April 24, 2021 By Alana Leave a Comment

Oatmeal with Frothed Milk, Hazelnuts, Raisins, and Jaggery

I tend to be very opinionated about things most people consider inconsequential. Oatmeal is one of them. After many disillusioning attempts at following package directions and different recipes from the internet, I finally realized I like to make my oatmeal with WAY more water than is usually called for. I also like to put the oats and water in at the same time for a creamier texture, and they must soak for a bit before the flame is turned on. Finally, I don’t really enjoy oatmeal when it’s piping hot. The texture and flavor are so much more satisfying when it’s served warm.

Since discovering my surprisingly strong oatmeal preferences a few years ago, I’ve developed my own oatmeal making method, and haven’t looked back. I’ll also share it with anyone who will listen, because…you know…passion about inconsequential matters is hard to shake! Recently, however, I discovered something new: the wonders of adding frothed milk to oatmeal. This happened because of something else I’m overly passionate about, of course: the proper ratio of frothed milk to espresso. While I enjoy a cappuccino now and again, I can’t stand it when too much milk waters down the boldness of the coffee. One day, I accidentally frothed more than I needed, and not wanting it to go to waste, I decided to pour it into my oatmeal. The results were quite incredible.

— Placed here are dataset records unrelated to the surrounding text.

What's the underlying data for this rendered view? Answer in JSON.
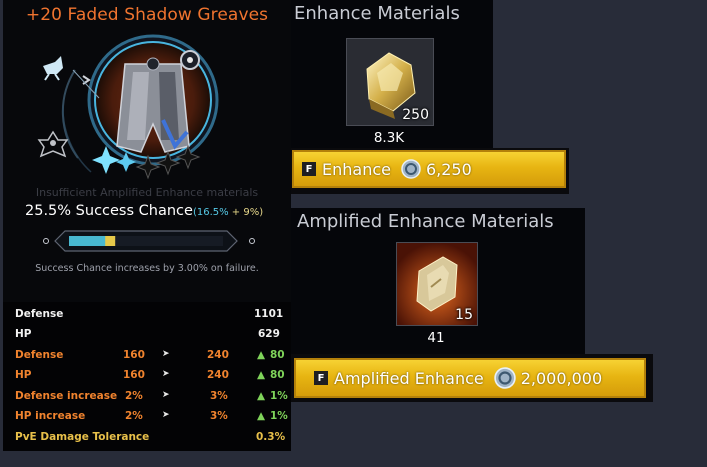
{
  "item": {
    "title": "+20 Faded Shadow Greaves",
    "insufficient_note": "Insufficient Amplified Enhance materials",
    "success_label": "25.5% Success Chance",
    "success_detail_open": "(16.5%",
    "success_detail_plus": " + 9%)",
    "progress_fraction": 0.3,
    "fail_note": "Success Chance increases by 3.00% on failure."
  },
  "stats": {
    "base": [
      {
        "name": "Defense",
        "value": "1101"
      },
      {
        "name": "HP",
        "value": "629"
      }
    ],
    "upgrades": [
      {
        "name": "Defense",
        "from": "160",
        "to": "240",
        "delta": "80"
      },
      {
        "name": "HP",
        "from": "160",
        "to": "240",
        "delta": "80"
      },
      {
        "name": "Defense increase",
        "from": "2%",
        "to": "3%",
        "delta": "1%"
      },
      {
        "name": "HP increase",
        "from": "2%",
        "to": "3%",
        "delta": "1%"
      }
    ],
    "tolerance": {
      "name": "PvE Damage Tolerance",
      "value": "0.3%"
    }
  },
  "enhance": {
    "section_title": "Enhance Materials",
    "material_count": "250",
    "material_owned": "8.3K",
    "key": "F",
    "button_label": "Enhance",
    "cost": "6,250"
  },
  "amplified": {
    "section_title": "Amplified Enhance Materials",
    "material_count": "15",
    "material_owned": "41",
    "key": "F",
    "button_label": "Amplified Enhance",
    "cost": "2,000,000"
  },
  "colors": {
    "title_orange": "#f0742f",
    "stat_orange": "#f0832e",
    "stat_green": "#7fd35a",
    "button_gold": "#e7b512",
    "progress_cyan": "#48b8d0"
  },
  "icons": [
    "greaves-item-icon",
    "bird-rank-icon",
    "spiral-rank-icon",
    "coin-icon",
    "gold-ore-icon",
    "amplify-stone-icon"
  ]
}
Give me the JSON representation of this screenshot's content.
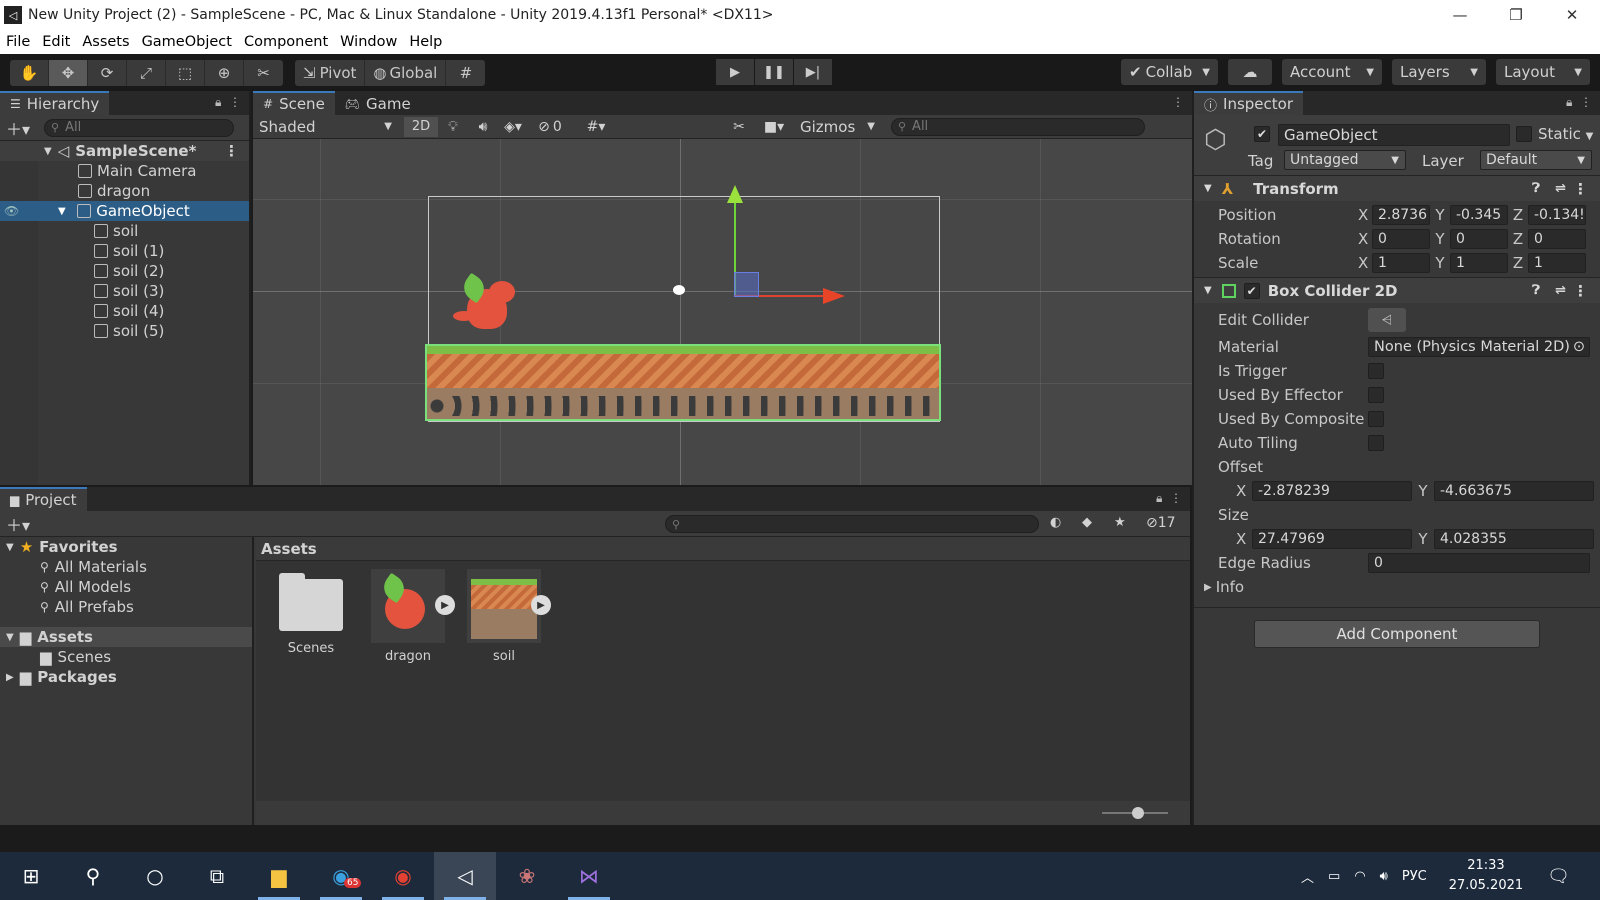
{
  "window": {
    "title": "New Unity Project (2) - SampleScene - PC, Mac & Linux Standalone - Unity 2019.4.13f1 Personal* <DX11>"
  },
  "menu": [
    "File",
    "Edit",
    "Assets",
    "GameObject",
    "Component",
    "Window",
    "Help"
  ],
  "toolbar": {
    "pivot": "Pivot",
    "global": "Global",
    "collab": "Collab",
    "account": "Account",
    "layers": "Layers",
    "layout": "Layout"
  },
  "hierarchy": {
    "tab": "Hierarchy",
    "search_placeholder": "All",
    "scene": "SampleScene*",
    "items": [
      "Main Camera",
      "dragon",
      "GameObject",
      "soil",
      "soil (1)",
      "soil (2)",
      "soil (3)",
      "soil (4)",
      "soil (5)"
    ]
  },
  "scene": {
    "tab_scene": "Scene",
    "tab_game": "Game",
    "shading": "Shaded",
    "mode2d": "2D",
    "hidden_count": "0",
    "gizmos": "Gizmos",
    "search_placeholder": "All"
  },
  "inspector": {
    "tab": "Inspector",
    "object_name": "GameObject",
    "static": "Static",
    "tag_label": "Tag",
    "tag": "Untagged",
    "layer_label": "Layer",
    "layer": "Default",
    "transform": {
      "title": "Transform",
      "position_label": "Position",
      "position": {
        "x": "2.8736",
        "y": "-0.345",
        "z": "-0.134!"
      },
      "rotation_label": "Rotation",
      "rotation": {
        "x": "0",
        "y": "0",
        "z": "0"
      },
      "scale_label": "Scale",
      "scale": {
        "x": "1",
        "y": "1",
        "z": "1"
      }
    },
    "collider": {
      "title": "Box Collider 2D",
      "edit_collider": "Edit Collider",
      "material_label": "Material",
      "material": "None (Physics Material 2D)",
      "is_trigger": "Is Trigger",
      "used_by_effector": "Used By Effector",
      "used_by_composite": "Used By Composite",
      "auto_tiling": "Auto Tiling",
      "offset_label": "Offset",
      "offset": {
        "x": "-2.878239",
        "y": "-4.663675"
      },
      "size_label": "Size",
      "size": {
        "x": "27.47969",
        "y": "4.028355"
      },
      "edge_radius_label": "Edge Radius",
      "edge_radius": "0",
      "info": "Info"
    },
    "add_component": "Add Component"
  },
  "project": {
    "tab": "Project",
    "hidden_count": "17",
    "favorites": "Favorites",
    "fav_items": [
      "All Materials",
      "All Models",
      "All Prefabs"
    ],
    "assets": "Assets",
    "asset_folders": [
      "Scenes"
    ],
    "packages": "Packages",
    "breadcrumb": "Assets",
    "grid": [
      "Scenes",
      "dragon",
      "soil"
    ]
  },
  "taskbar": {
    "lang": "РУС",
    "time": "21:33",
    "date": "27.05.2021",
    "telegram_badge": "65"
  }
}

It sounds simple, but the interplay of textures – the creaminess of the oatmeal and the fluffiness of the milk – took my oatmeal to a whole new level. The addition of frothed milk may even turn some oatmeal agnostics into oatmeal believers. The stickiness that some find off-putting is mellowed by the frothy texture and it also serves to make your bowl of oatmeal much more visually appealing! My favorite way to enjoy it is with a sprinkle of jaggery – an unrefined sugar common in Indian cuisines that has incredible molasses-y notes – a few raisins and maybe some toasted hazelnuts for good measure. What a breakfast!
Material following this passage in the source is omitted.